Appearing this month in Barnes and Noble stores, strategy board game Tetris Link owes the Soviet Union's most famous video game more than just its name.
Link includes four sets of familiar Tetris pieces in each of four colors and a six-sided die marked with the familiar tetromino designs from the original game. Rolling the die determines which piece you'll be playing, and the tetrominos slide down a vertical plastic track not unlike a Connect 4 board.
You're not trying to make lines, though -- you're trying to connect your own pieces into continuous chains of one color, rather like perennial Yahoo! Games favorite Bricks Breaking.
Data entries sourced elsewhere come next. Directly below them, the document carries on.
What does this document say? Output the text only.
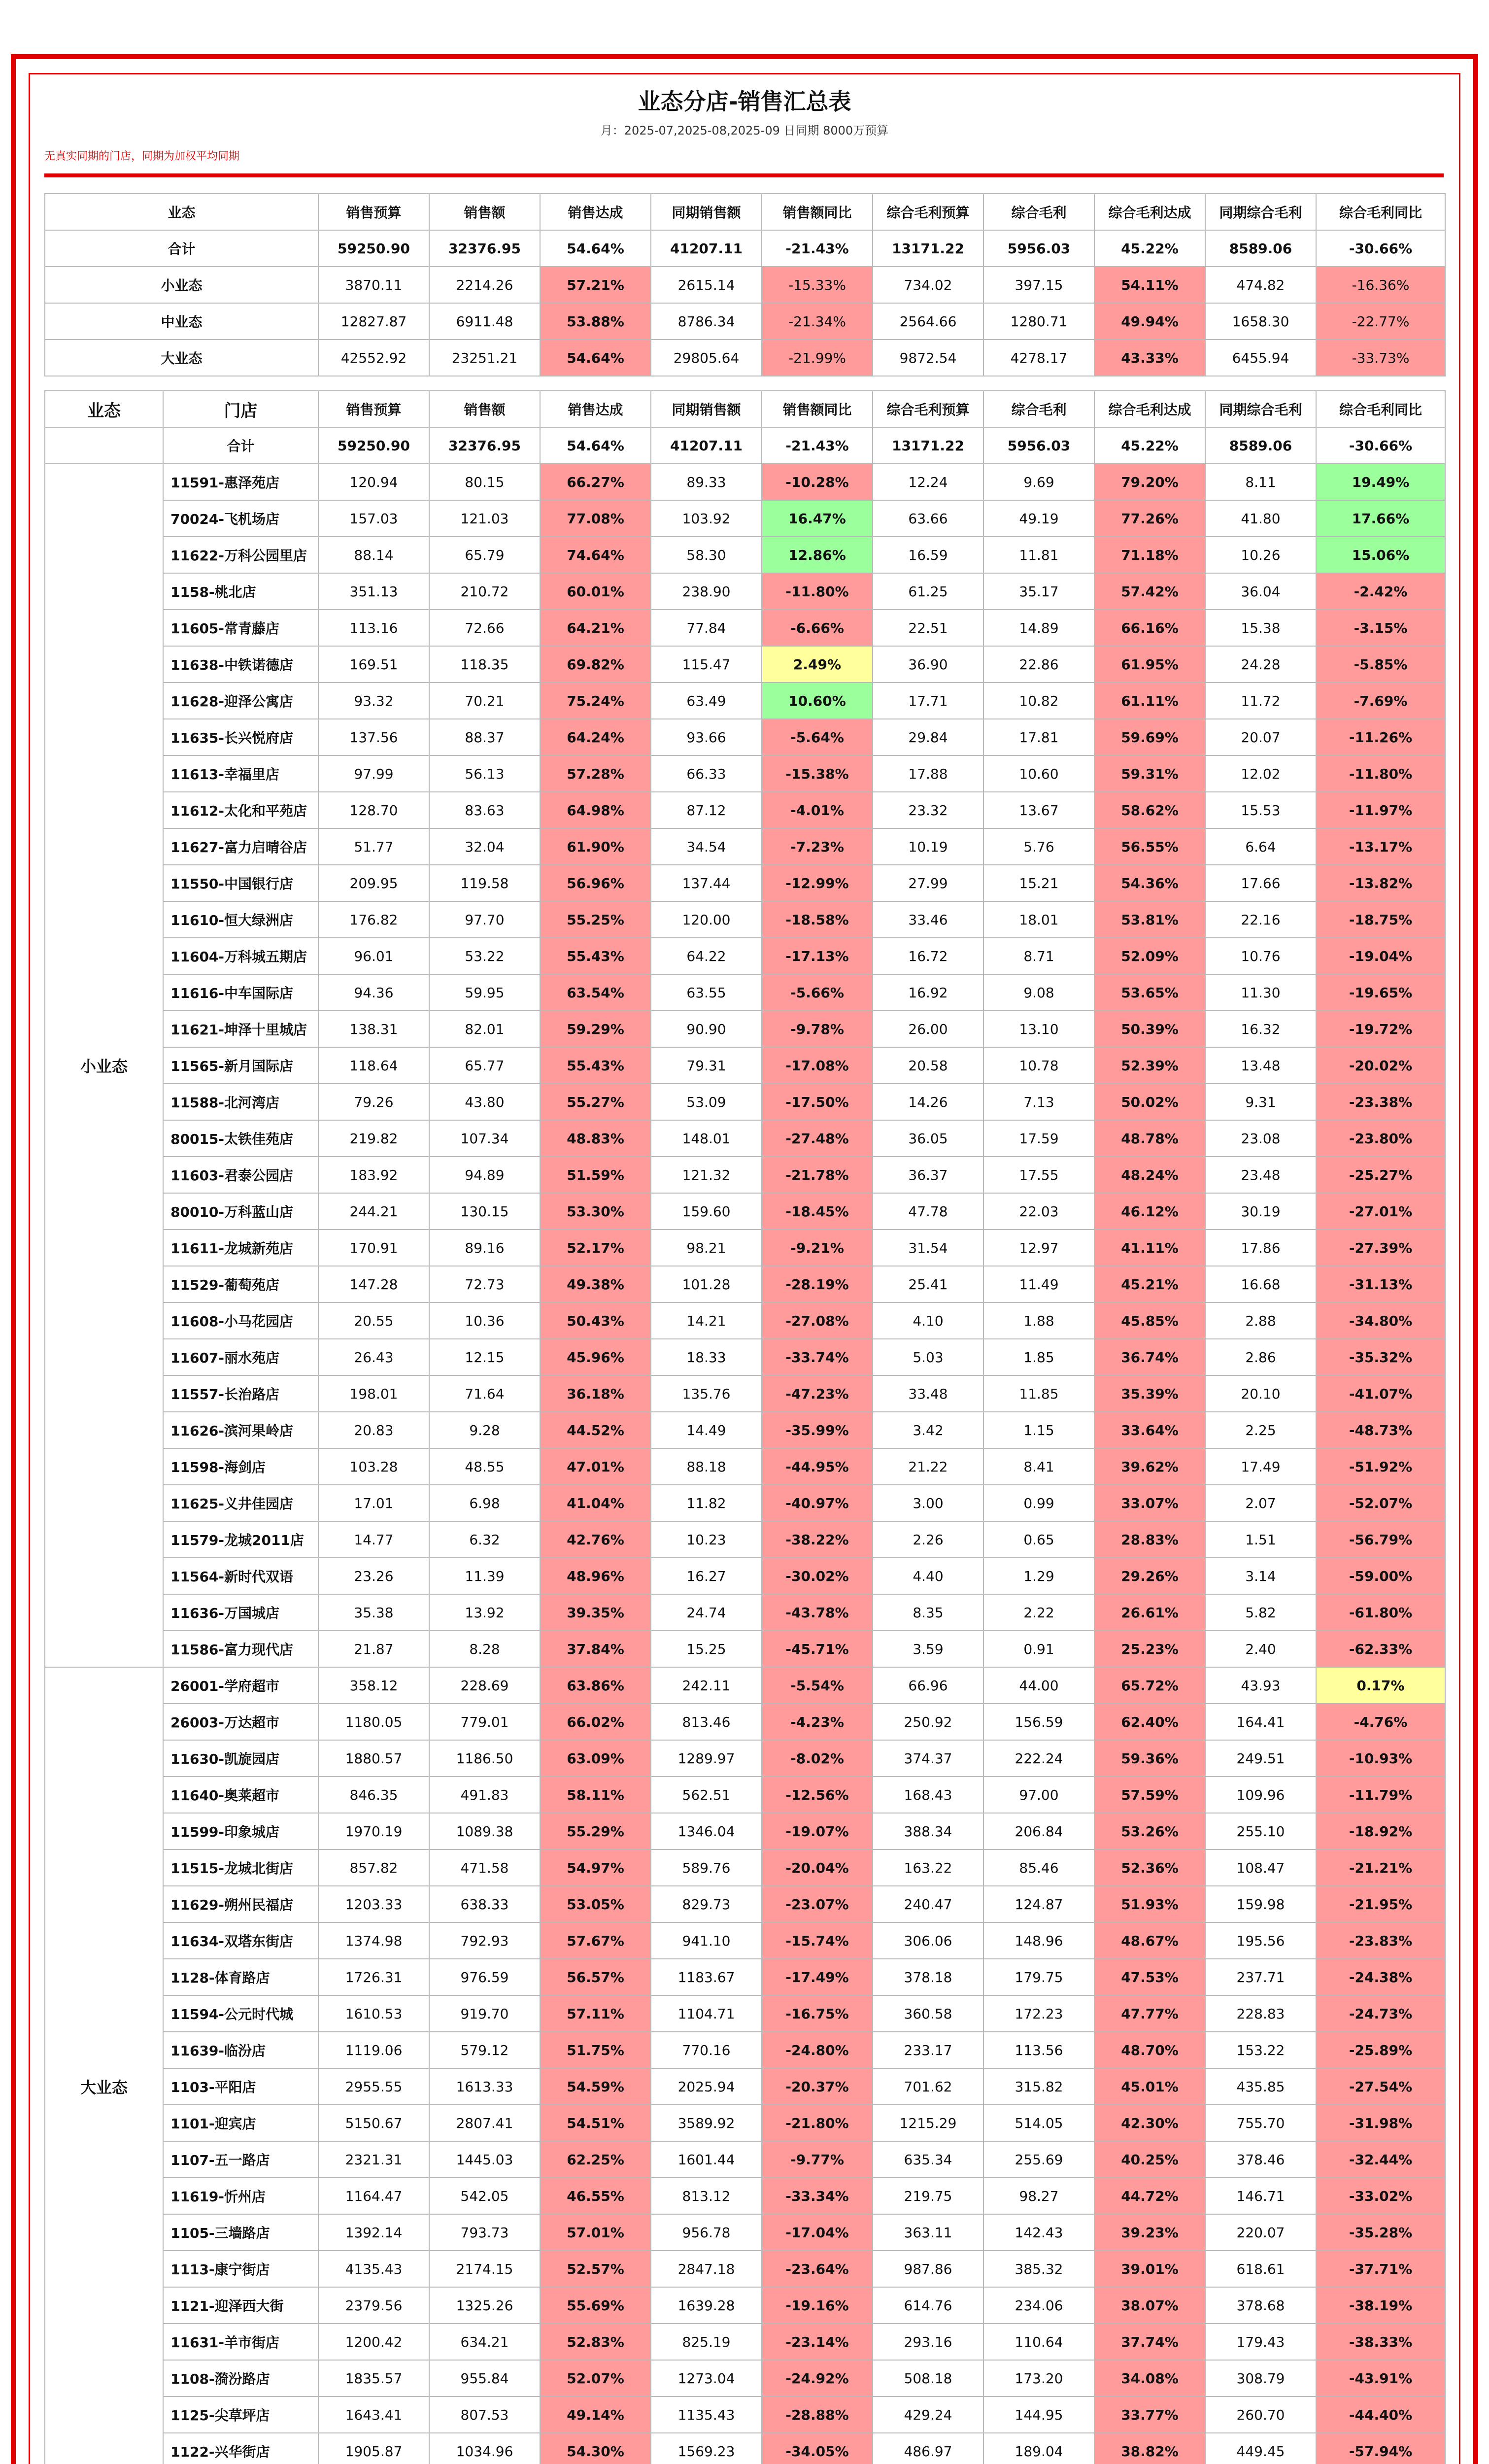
业态分店-销售汇总表
月：2025-07,2025-08,2025-09 日同期 8000万预算
无真实同期的门店，同期为加权平均同期
业态	销售预算	销售额	销售达成	同期销售额	销售额同比	综合毛利预算	综合毛利	综合毛利达成	同期综合毛利	综合毛利同比
合计	59250.90	32376.95	54.64%	41207.11	-21.43%	13171.22	5956.03	45.22%	8589.06	-30.66%
小业态	3870.11	2214.26	57.21%	2615.14	-15.33%	734.02	397.15	54.11%	474.82	-16.36%
中业态	12827.87	6911.48	53.88%	8786.34	-21.34%	2564.66	1280.71	49.94%	1658.30	-22.77%
大业态	42552.92	23251.21	54.64%	29805.64	-21.99%	9872.54	4278.17	43.33%	6455.94	-33.73%
业态	门店	销售预算	销售额	销售达成	同期销售额	销售额同比	综合毛利预算	综合毛利	综合毛利达成	同期综合毛利	综合毛利同比
	合计	59250.90	32376.95	54.64%	41207.11	-21.43%	13171.22	5956.03	45.22%	8589.06	-30.66%
小业态	11591-惠泽苑店	120.94	80.15	66.27%	89.33	-10.28%	12.24	9.69	79.20%	8.11	19.49%
	70024-飞机场店	157.03	121.03	77.08%	103.92	16.47%	63.66	49.19	77.26%	41.80	17.66%
	11622-万科公园里店	88.14	65.79	74.64%	58.30	12.86%	16.59	11.81	71.18%	10.26	15.06%
	1158-桃北店	351.13	210.72	60.01%	238.90	-11.80%	61.25	35.17	57.42%	36.04	-2.42%
	11605-常青藤店	113.16	72.66	64.21%	77.84	-6.66%	22.51	14.89	66.16%	15.38	-3.15%
	11638-中铁诺德店	169.51	118.35	69.82%	115.47	2.49%	36.90	22.86	61.95%	24.28	-5.85%
	11628-迎泽公寓店	93.32	70.21	75.24%	63.49	10.60%	17.71	10.82	61.11%	11.72	-7.69%
	11635-长兴悦府店	137.56	88.37	64.24%	93.66	-5.64%	29.84	17.81	59.69%	20.07	-11.26%
	11613-幸福里店	97.99	56.13	57.28%	66.33	-15.38%	17.88	10.60	59.31%	12.02	-11.80%
	11612-太化和平苑店	128.70	83.63	64.98%	87.12	-4.01%	23.32	13.67	58.62%	15.53	-11.97%
	11627-富力启晴谷店	51.77	32.04	61.90%	34.54	-7.23%	10.19	5.76	56.55%	6.64	-13.17%
	11550-中国银行店	209.95	119.58	56.96%	137.44	-12.99%	27.99	15.21	54.36%	17.66	-13.82%
	11610-恒大绿洲店	176.82	97.70	55.25%	120.00	-18.58%	33.46	18.01	53.81%	22.16	-18.75%
	11604-万科城五期店	96.01	53.22	55.43%	64.22	-17.13%	16.72	8.71	52.09%	10.76	-19.04%
	11616-中车国际店	94.36	59.95	63.54%	63.55	-5.66%	16.92	9.08	53.65%	11.30	-19.65%
	11621-坤泽十里城店	138.31	82.01	59.29%	90.90	-9.78%	26.00	13.10	50.39%	16.32	-19.72%
	11565-新月国际店	118.64	65.77	55.43%	79.31	-17.08%	20.58	10.78	52.39%	13.48	-20.02%
	11588-北河湾店	79.26	43.80	55.27%	53.09	-17.50%	14.26	7.13	50.02%	9.31	-23.38%
	80015-太铁佳苑店	219.82	107.34	48.83%	148.01	-27.48%	36.05	17.59	48.78%	23.08	-23.80%
	11603-君泰公园店	183.92	94.89	51.59%	121.32	-21.78%	36.37	17.55	48.24%	23.48	-25.27%
	80010-万科蓝山店	244.21	130.15	53.30%	159.60	-18.45%	47.78	22.03	46.12%	30.19	-27.01%
	11611-龙城新苑店	170.91	89.16	52.17%	98.21	-9.21%	31.54	12.97	41.11%	17.86	-27.39%
	11529-葡萄苑店	147.28	72.73	49.38%	101.28	-28.19%	25.41	11.49	45.21%	16.68	-31.13%
	11608-小马花园店	20.55	10.36	50.43%	14.21	-27.08%	4.10	1.88	45.85%	2.88	-34.80%
	11607-丽水苑店	26.43	12.15	45.96%	18.33	-33.74%	5.03	1.85	36.74%	2.86	-35.32%
	11557-长治路店	198.01	71.64	36.18%	135.76	-47.23%	33.48	11.85	35.39%	20.10	-41.07%
	11626-滨河果岭店	20.83	9.28	44.52%	14.49	-35.99%	3.42	1.15	33.64%	2.25	-48.73%
	11598-海剑店	103.28	48.55	47.01%	88.18	-44.95%	21.22	8.41	39.62%	17.49	-51.92%
	11625-义井佳园店	17.01	6.98	41.04%	11.82	-40.97%	3.00	0.99	33.07%	2.07	-52.07%
	11579-龙城2011店	14.77	6.32	42.76%	10.23	-38.22%	2.26	0.65	28.83%	1.51	-56.79%
	11564-新时代双语	23.26	11.39	48.96%	16.27	-30.02%	4.40	1.29	29.26%	3.14	-59.00%
	11636-万国城店	35.38	13.92	39.35%	24.74	-43.78%	8.35	2.22	26.61%	5.82	-61.80%
	11586-富力现代店	21.87	8.28	37.84%	15.25	-45.71%	3.59	0.91	25.23%	2.40	-62.33%
大业态	26001-学府超市	358.12	228.69	63.86%	242.11	-5.54%	66.96	44.00	65.72%	43.93	0.17%
	26003-万达超市	1180.05	779.01	66.02%	813.46	-4.23%	250.92	156.59	62.40%	164.41	-4.76%
	11630-凯旋园店	1880.57	1186.50	63.09%	1289.97	-8.02%	374.37	222.24	59.36%	249.51	-10.93%
	11640-奥莱超市	846.35	491.83	58.11%	562.51	-12.56%	168.43	97.00	57.59%	109.96	-11.79%
	11599-印象城店	1970.19	1089.38	55.29%	1346.04	-19.07%	388.34	206.84	53.26%	255.10	-18.92%
	11515-龙城北街店	857.82	471.58	54.97%	589.76	-20.04%	163.22	85.46	52.36%	108.47	-21.21%
	11629-朔州民福店	1203.33	638.33	53.05%	829.73	-23.07%	240.47	124.87	51.93%	159.98	-21.95%
	11634-双塔东街店	1374.98	792.93	57.67%	941.10	-15.74%	306.06	148.96	48.67%	195.56	-23.83%
	1128-体育路店	1726.31	976.59	56.57%	1183.67	-17.49%	378.18	179.75	47.53%	237.71	-24.38%
	11594-公元时代城	1610.53	919.70	57.11%	1104.71	-16.75%	360.58	172.23	47.77%	228.83	-24.73%
	11639-临汾店	1119.06	579.12	51.75%	770.16	-24.80%	233.17	113.56	48.70%	153.22	-25.89%
	1103-平阳店	2955.55	1613.33	54.59%	2025.94	-20.37%	701.62	315.82	45.01%	435.85	-27.54%
	1101-迎宾店	5150.67	2807.41	54.51%	3589.92	-21.80%	1215.29	514.05	42.30%	755.70	-31.98%
	1107-五一路店	2321.31	1445.03	62.25%	1601.44	-9.77%	635.34	255.69	40.25%	378.46	-32.44%
	11619-忻州店	1164.47	542.05	46.55%	813.12	-33.34%	219.75	98.27	44.72%	146.71	-33.02%
	1105-三墙路店	1392.14	793.73	57.01%	956.78	-17.04%	363.11	142.43	39.23%	220.07	-35.28%
	1113-康宁街店	4135.43	2174.15	52.57%	2847.18	-23.64%	987.86	385.32	39.01%	618.61	-37.71%
	1121-迎泽西大街	2379.56	1325.26	55.69%	1639.28	-19.16%	614.76	234.06	38.07%	378.68	-38.19%
	11631-羊市街店	1200.42	634.21	52.83%	825.19	-23.14%	293.16	110.64	37.74%	179.43	-38.33%
	1108-漪汾路店	1835.57	955.84	52.07%	1273.04	-24.92%	508.18	173.20	34.08%	308.79	-43.91%
	1125-尖草坪店	1643.41	807.53	49.14%	1135.43	-28.88%	429.24	144.95	33.77%	260.70	-44.40%
	1122-兴华街店	1905.87	1034.96	54.30%	1569.23	-34.05%	486.97	189.04	38.82%	449.45	-57.94%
Leaving holes in between your pieces will cause you to lose points, while blocking other people's chains will probably cause you to lose friends. There's only one part of the Tetris experience missing: synthesized Russian dance music to play in the background. It's easily fixed; just put this video on repeat, sit back, and let the waves of nostalgia wash over you.
A favorite of gamers for a quarter of a century, Tetris remains hot property. It's been downloaded over 130 million times on mobile platforms, and a new version of the game appeared at a high-profile Nintendo press conference this week running on the company's 3D-enabled handheld. And if you happen to be a real fan, you'll know this isn't the first time Tetris has appeared in board game form; it's done so twice before, once in 1989 and once in 2003, although neither made much of an impression. No doubt publisher John Adams Toys is hoping Link proves more of a success.